Particulièrement ces deux dernières années. Je ne sais pas réellement pourquoi les choses ont commencé à merveilleusement fonctionner pour moi. J’ai fait ma place dans une ère dominée par Sampras et Agassi et je remercie tous les jours le ciel pour cela. En fait, j’estime que je reçois beaucoup plus que je ne devrais. Bien sûr je travaille beaucoup, j’essaie de m’amuser tout en offrant du plaisir au public et je veux donner à chaque fois le meilleur de moi-même. Je sais que cette euphorie ne durera pas éternellement et c’est la raison pour laquelle je veux savourer chaque instant de ma carrière.

« Il faut se reposer »

A quoi attribuez-vous votre incroyable réussite cet été?
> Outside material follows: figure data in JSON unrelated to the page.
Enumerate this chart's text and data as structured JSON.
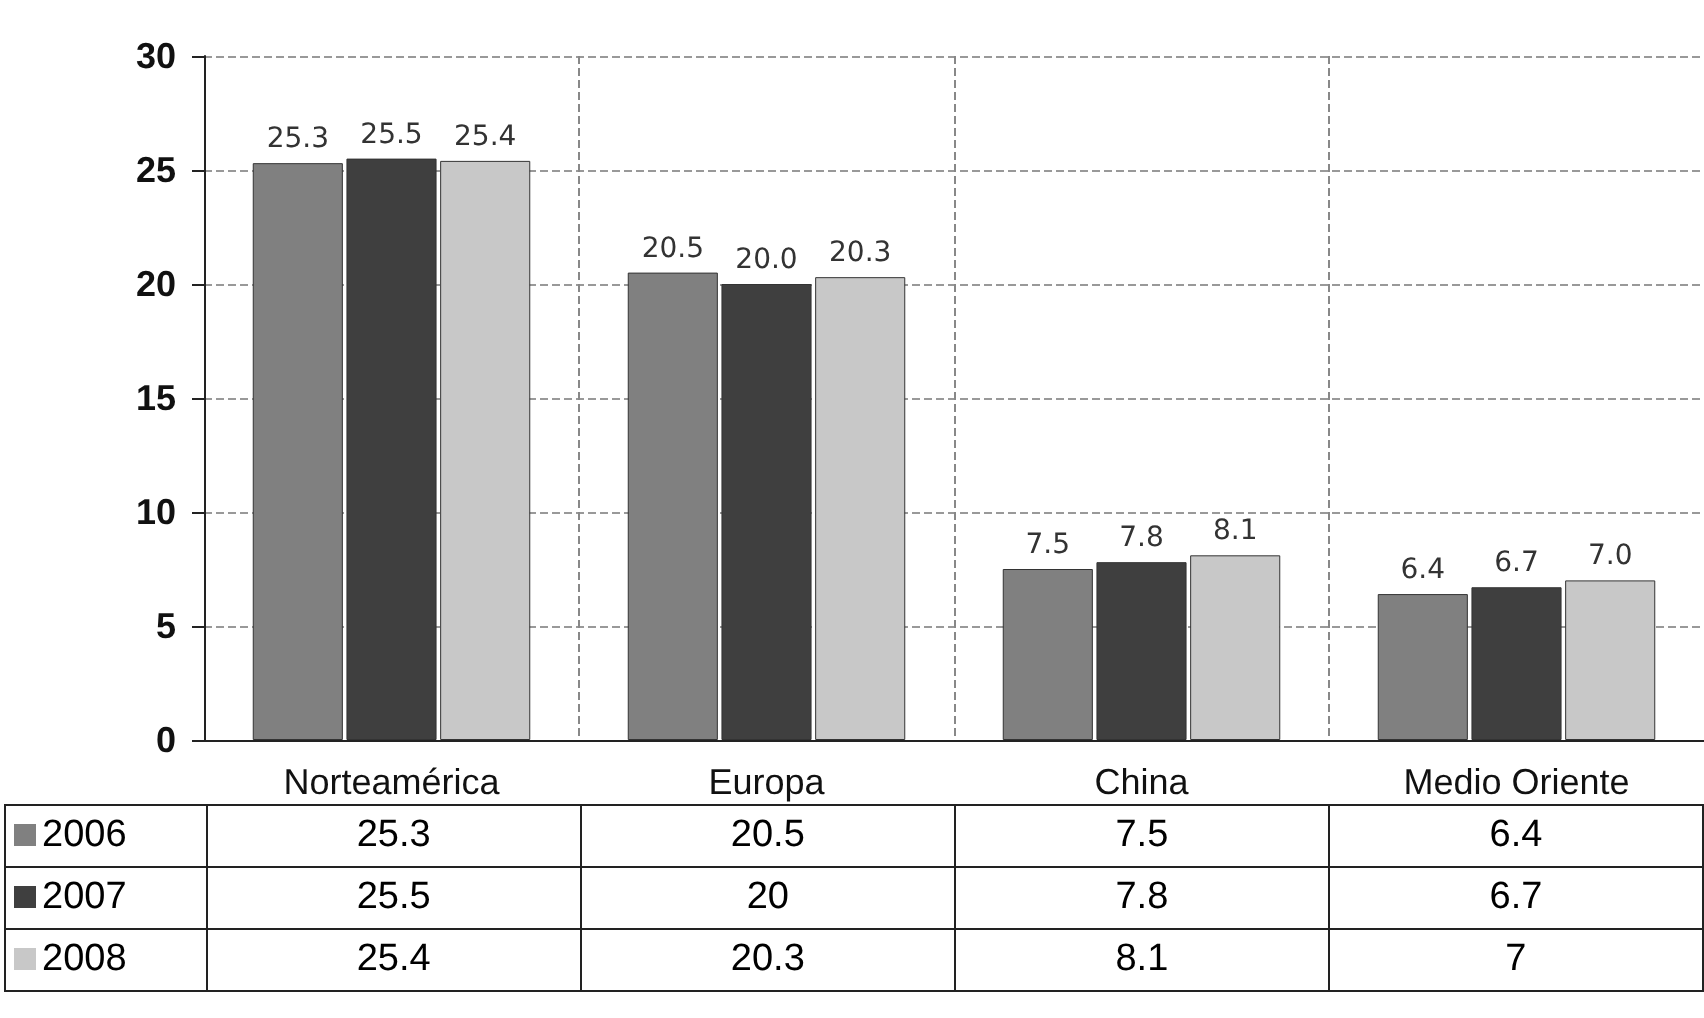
{
  "chart_data": {
    "type": "bar",
    "categories": [
      "Norteamérica",
      "Europa",
      "China",
      "Medio Oriente"
    ],
    "series": [
      {
        "name": "2006",
        "color": "#808080",
        "values": [
          25.3,
          20.5,
          7.5,
          6.4
        ],
        "value_labels": [
          "25.3",
          "20.5",
          "7.5",
          "6.4"
        ]
      },
      {
        "name": "2007",
        "color": "#3f3f3f",
        "values": [
          25.5,
          20,
          7.8,
          6.7
        ],
        "value_labels": [
          "25.5",
          "20.0",
          "7.8",
          "6.7"
        ]
      },
      {
        "name": "2008",
        "color": "#c8c8c8",
        "values": [
          25.4,
          20.3,
          8.1,
          7
        ],
        "value_labels": [
          "25.4",
          "20.3",
          "8.1",
          "7.0"
        ]
      }
    ],
    "annotations": [
      "25.3",
      "20.5",
      "7.5",
      "6.4",
      "25.5",
      "20",
      "7.8",
      "6.7",
      "25.4",
      "20.3",
      "8.1",
      "7"
    ],
    "ylim": [
      0,
      30
    ],
    "yticks": [
      0,
      5,
      10,
      15,
      20,
      25,
      30
    ],
    "grid": true,
    "legend": "bottom left"
  }
}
Au break que j’ai observé pendant Wimbledon. Je me suis reposé pendant trois semaines et cela m’a fait le plus grand bien. Il le fallait parce que mon corps commençait à donner des signes de relâchement. La saison de terre battue étant très courte, je joue beaucoup pendant cette période parce que j’ai besoin de beaucoup de matches pour arriver en pleine forme à Paris.

Que faites-vous quand vous êtes en vacances?

Je fais du surf et je reste en famille, au calme en essayant d’oublier ma raquette. Le fait d’habiter sur une île comme Florianopolis me détend. J’y suis connu mais je peux me déplacer comme je le souhaite sans être bousculé.

Il vous arrive de porter des verres de contact. Quel est votre problème exactement?

Je suis à la fois astigmate et myope. Mais cela ne me pose aucun problème la journée. C’est plutôt lors des sessions nocturnes que je mets mes verres. Sans quoi, je ne verrais pas la balle.

A 24 ans, vous passez déjà pour un ancien. Aimez-vous toujours voyager?

Le problème pour moi est d’habiter au Brésil. Mon pays est loin de tout. Je ne peux pas me permettre de revenir me ressourcer chez moi entre deux tournois. C’est beaucoup trop loin! Un Américain ou un Européen peut très bien jouer pendant six mois sur son continent. Pour moi, le problème est simple: si je ne voyage pas, je ne joue pas au tennis. Oui, j’aime toujours beaucoup mon métier. Les satisfactions qu’il me procure sont nombreuses même si ce n’est pas facile tous les jours.

Après avoir été N°1 mondial, qu’est-ce qui vous motive encore?

Le moment présent. Chaque tournoi auquel je prends part est une motivation nouvelle. En ce mois d’août, c’est l’US Open qui me tient éveillé. Puis il y aura un autre rendez-vous où je voudrai bien faire.

Avez-vous le sentiment d’avoir dû sacrifier beaucoup de choses qui vous étaient chères pour arriver où vous êtes?

Franchement, non. Je crois faire au contraire beaucoup plus de choses différentes aujourd’hui qu’il y a dix ans. Et je les apprécie plus qu’avant.